Rincari in arrivo per la Tari a Tirano. In consiglio comunale, con l’approvazione del Piano economico finanziario 2026-2029 del servizio rifiuti e delle tariffe per l’anno 2026, è stato confermato un aumento che interesserà sia le utenze domestiche sia quelle non domestiche. Per le famiglie di Tirano l’incremento varierà in base al numero dei componenti del nucleo famigliare. L’aumento sarà del 4% per le utenze con un solo occupante, salendo fino al 4,40% per quelle con più di cinque occupanti dell’abitazione. Per le attività economiche, invece, il rincaro si collocherà tra il 3% e il 3,3%. Nonostante gli aumenti, resta confermato il bonus complessivo di 10mila euro destinato alle persone in difficoltà. La misura riguarda circa 250 cittadini, che potranno così beneficiare di un sostegno per far fronte al pagamento della tassa sui rifiuti. La documentazione relativa all’aggiornamento del Piano economico finanziario evidenzia per il 2026 un costo complessivo del servizio pari a 1.646.800 euro, con un incremento reale di 119.117 euro rispetto alla base di partenza calcolata sull’anno precedente. In applicazione del limite massimo alla crescita annuale stabilito da Arera, l’importo della Tari iscrivibile a ruolo per il 2026 si ferma però a 1.593.220 euro.
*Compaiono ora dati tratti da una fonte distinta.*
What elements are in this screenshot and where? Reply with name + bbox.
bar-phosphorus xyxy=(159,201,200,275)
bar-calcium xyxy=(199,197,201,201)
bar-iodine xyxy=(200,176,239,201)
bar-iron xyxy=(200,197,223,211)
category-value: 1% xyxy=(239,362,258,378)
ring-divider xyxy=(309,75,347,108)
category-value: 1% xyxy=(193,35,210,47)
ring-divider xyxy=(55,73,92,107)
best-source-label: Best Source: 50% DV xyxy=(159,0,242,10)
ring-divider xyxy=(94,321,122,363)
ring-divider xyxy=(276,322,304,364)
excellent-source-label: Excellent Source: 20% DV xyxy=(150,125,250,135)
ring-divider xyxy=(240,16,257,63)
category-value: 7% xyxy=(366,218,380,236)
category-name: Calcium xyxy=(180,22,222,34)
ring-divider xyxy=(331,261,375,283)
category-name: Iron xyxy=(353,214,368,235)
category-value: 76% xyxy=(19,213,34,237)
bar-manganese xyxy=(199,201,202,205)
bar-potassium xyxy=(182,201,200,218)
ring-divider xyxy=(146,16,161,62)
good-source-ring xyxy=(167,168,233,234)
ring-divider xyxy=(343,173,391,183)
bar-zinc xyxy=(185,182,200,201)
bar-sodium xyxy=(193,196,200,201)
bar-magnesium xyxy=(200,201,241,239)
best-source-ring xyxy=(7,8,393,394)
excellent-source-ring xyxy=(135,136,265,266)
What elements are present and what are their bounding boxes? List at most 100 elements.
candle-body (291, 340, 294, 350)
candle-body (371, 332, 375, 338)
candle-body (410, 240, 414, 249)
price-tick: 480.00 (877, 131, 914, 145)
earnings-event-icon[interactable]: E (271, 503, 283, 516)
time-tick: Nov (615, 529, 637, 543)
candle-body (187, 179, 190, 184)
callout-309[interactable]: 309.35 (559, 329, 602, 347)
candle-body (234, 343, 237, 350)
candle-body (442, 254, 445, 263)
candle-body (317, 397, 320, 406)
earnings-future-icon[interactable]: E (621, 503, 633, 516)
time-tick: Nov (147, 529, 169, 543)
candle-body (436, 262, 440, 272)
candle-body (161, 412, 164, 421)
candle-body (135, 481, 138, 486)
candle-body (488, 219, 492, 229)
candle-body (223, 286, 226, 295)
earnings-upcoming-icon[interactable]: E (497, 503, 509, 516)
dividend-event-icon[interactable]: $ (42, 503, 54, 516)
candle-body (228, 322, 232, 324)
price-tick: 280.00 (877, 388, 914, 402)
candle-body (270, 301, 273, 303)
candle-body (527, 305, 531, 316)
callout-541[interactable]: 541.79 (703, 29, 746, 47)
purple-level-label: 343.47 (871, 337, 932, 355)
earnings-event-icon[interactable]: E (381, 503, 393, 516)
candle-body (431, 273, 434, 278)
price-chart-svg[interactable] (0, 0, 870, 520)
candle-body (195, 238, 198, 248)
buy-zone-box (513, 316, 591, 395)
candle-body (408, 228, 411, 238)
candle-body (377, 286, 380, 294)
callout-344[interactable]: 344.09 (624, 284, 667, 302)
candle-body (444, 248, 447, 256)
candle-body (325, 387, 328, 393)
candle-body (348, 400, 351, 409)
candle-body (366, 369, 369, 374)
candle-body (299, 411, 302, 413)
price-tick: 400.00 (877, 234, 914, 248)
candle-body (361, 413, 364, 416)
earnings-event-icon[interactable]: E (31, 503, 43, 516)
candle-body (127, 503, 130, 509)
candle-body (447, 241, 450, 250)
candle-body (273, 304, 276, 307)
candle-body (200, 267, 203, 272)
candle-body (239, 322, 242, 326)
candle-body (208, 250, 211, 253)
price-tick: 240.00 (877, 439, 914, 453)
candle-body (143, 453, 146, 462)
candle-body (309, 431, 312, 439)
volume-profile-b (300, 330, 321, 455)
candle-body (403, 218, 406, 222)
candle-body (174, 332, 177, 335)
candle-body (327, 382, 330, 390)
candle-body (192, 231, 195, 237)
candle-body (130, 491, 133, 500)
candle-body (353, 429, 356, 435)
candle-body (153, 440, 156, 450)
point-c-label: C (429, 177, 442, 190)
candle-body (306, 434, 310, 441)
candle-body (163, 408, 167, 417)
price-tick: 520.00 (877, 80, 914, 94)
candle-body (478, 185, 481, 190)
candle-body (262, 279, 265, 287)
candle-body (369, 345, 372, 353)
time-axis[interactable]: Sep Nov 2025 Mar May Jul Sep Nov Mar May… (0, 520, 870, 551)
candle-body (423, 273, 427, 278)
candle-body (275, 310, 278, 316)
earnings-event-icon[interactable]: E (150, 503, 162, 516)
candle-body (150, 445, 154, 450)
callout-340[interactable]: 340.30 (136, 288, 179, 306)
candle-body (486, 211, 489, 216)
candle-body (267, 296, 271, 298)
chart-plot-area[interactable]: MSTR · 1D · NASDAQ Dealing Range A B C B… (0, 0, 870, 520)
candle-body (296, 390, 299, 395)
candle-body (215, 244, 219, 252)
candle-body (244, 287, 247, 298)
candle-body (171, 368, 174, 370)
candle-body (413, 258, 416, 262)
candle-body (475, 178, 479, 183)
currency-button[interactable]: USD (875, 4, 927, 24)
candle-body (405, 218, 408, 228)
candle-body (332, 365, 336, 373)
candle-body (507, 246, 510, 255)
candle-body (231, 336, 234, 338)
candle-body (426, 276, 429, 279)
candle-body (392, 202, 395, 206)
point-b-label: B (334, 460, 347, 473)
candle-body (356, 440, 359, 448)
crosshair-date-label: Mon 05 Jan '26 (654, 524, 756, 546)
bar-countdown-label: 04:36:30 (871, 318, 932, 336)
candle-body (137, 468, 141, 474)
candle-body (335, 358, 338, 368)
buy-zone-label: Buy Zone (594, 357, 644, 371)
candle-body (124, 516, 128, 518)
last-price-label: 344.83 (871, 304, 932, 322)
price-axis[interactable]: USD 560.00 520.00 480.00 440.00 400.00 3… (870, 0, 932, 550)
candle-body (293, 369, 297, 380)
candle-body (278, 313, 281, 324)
La differenza, pari a 53.580 euro, sarà rinviata alle annualità successive attraverso il meccanismo della rimodulazione.
Bollette
In sostanza, una parte dell’aumento dei costi non verrà caricata subito sulle bollette dei tiranesi, ma sarà spalmata sugli anni successivi. Il sindaco Stefania Stoppani ha spiegato che l’incremento non deriva da una scelta politica dell’amministrazione, ma da un provvedimento imposto dall’aumento dei costi del servizio. Tra le cause indicate figurano il caro energia e l’aumento delle spese sostenute dal gestore, anche per l’utilizzo dei mezzi e dei macchinari impiegati nella pulizia delle strade. “Siamo consapevoli che ogni incremento sul costo dei servizi incida sulla vita di famiglie, imprese e cittadini”, ha sottolineato il sindaco, evidenziando tuttavia come le tariffe derivino dal Piano economico finanziario del gestore dei rifiuti e debbano rispettare le regole fissate dalla normativa. L’amministrazione comunale ha annunciato l’intenzione di non limitarsi a subire l’aumento dei costi. Nei prossimi mesi sarà avviata con Secam un’analisi puntuale delle voci di spesa e delle possibili misure per migliorare l’efficienza del servizio, con l’obiettivo di contenere ulteriori rincari e mantenere la qualità della raccolta e della pulizia urbana.